J'adore comment tu m'embrasses. J'aime ta façon de tenir mon visage et forcer le barrage de mes lèvres, d'explorer chaque centimètre de ma bouche avec ta langue comme si tu en étais le propriétaire. C'est sûrement parce que tu l'es.

J'aime quand tu plaques mon corps nu et fébrile contre le mur, le sol, où toute autre surface que tu as choisie en me murmurant des obscénités et autres joyeusetés humiliantes au creux de l'oreille, poussant mon excitation à son comble. Ta chemise caresse la pointe durcie de mes seins et tu prends bien soin d'écarter mes cuisses pour presser la bosse proéminente confinée dans ton pantalon contre ma chatte déjà brûlante, excitée, trempée. Tu me rappelles ce à quoi j'aurai droit si je me comporte en bonne soumise obéissante. Cette friction et tes mots me rendent folle mais ce n'est rien comparé à ce qui m'attend encore.

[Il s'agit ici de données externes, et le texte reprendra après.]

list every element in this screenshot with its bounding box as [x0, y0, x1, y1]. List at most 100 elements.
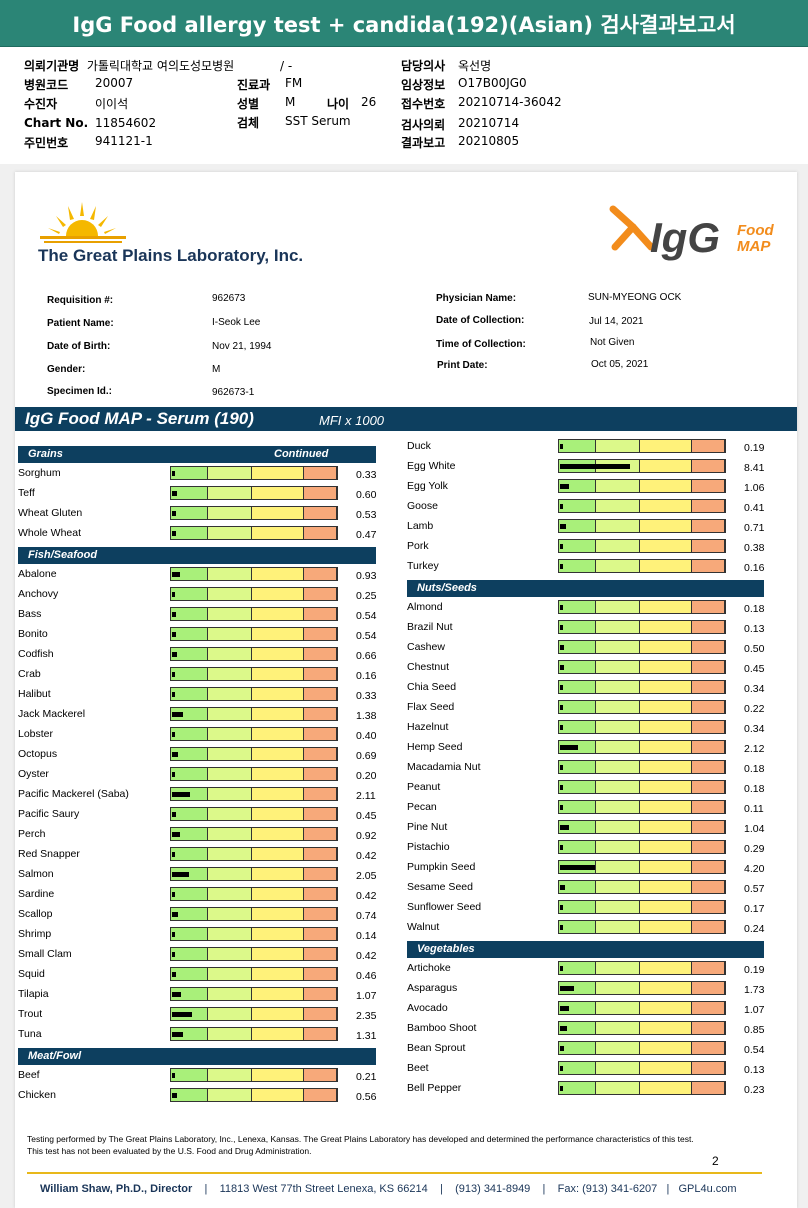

Le plus cruel, c'est que même sans entrave, je ne peux pas te toucher sans autorisation expresse. Et encore moins jouir. Un mot de toi suffit pourtant à me faire gicler comme une fontaine. J'ai envie que tu me prennes là, tout de suite et je dois me faire violence pour ne pas onduler du bassin et me frotter contre toi comme une "catin en manque". J'ai tellement envie de te dire ; baises-moi, je t'en supplie, utilises mon corps pour jouir, j'ai besoin de sentir ton jus m'envahir et couler entre mes cuisses, sur mon cul, dans ma bouche, à l'endroit où tu voudras. Mais je me tais et m'efforce de t'obéir et tu vois bien le conflit perpétuel qui se joue au fond de mes yeux, intensément plongés dans les tiens.

Tu vas trouver cela un peu cliché mais lorsque j'ai croisé ton regard pour la première fois, un violent frisson m'a traversé l'échine. Bien qu'établie dans la région parisienne depuis quelques années pour mes études, je ne suis pas du genre à écumer les soirées et connaître énormément de monde. Ma famille réside en province, comme la plupart de mes amis. J'ai des camarades de classe, des connaissances que je fréquente mais à qui je ne confie pas tout et encore moins mes fantasmes... loin de là. J'ai eu un grand moment de doute envers moi-même et ma décision de te rencontrer. Quelle idée loufoque avais-je encore inventée ? Et si je tombais sur un pervers psychopathe qui n'avait rien de l'homme avec qui j'avais discuté jusqu'ici ? Avais-je perdu la tête ? Lu trop d'histoires romancées qui m'influençaient et faussaient mon jugement ? J'ignorais à quel point je me trompais et combien tu allais chambouler toute mon existence.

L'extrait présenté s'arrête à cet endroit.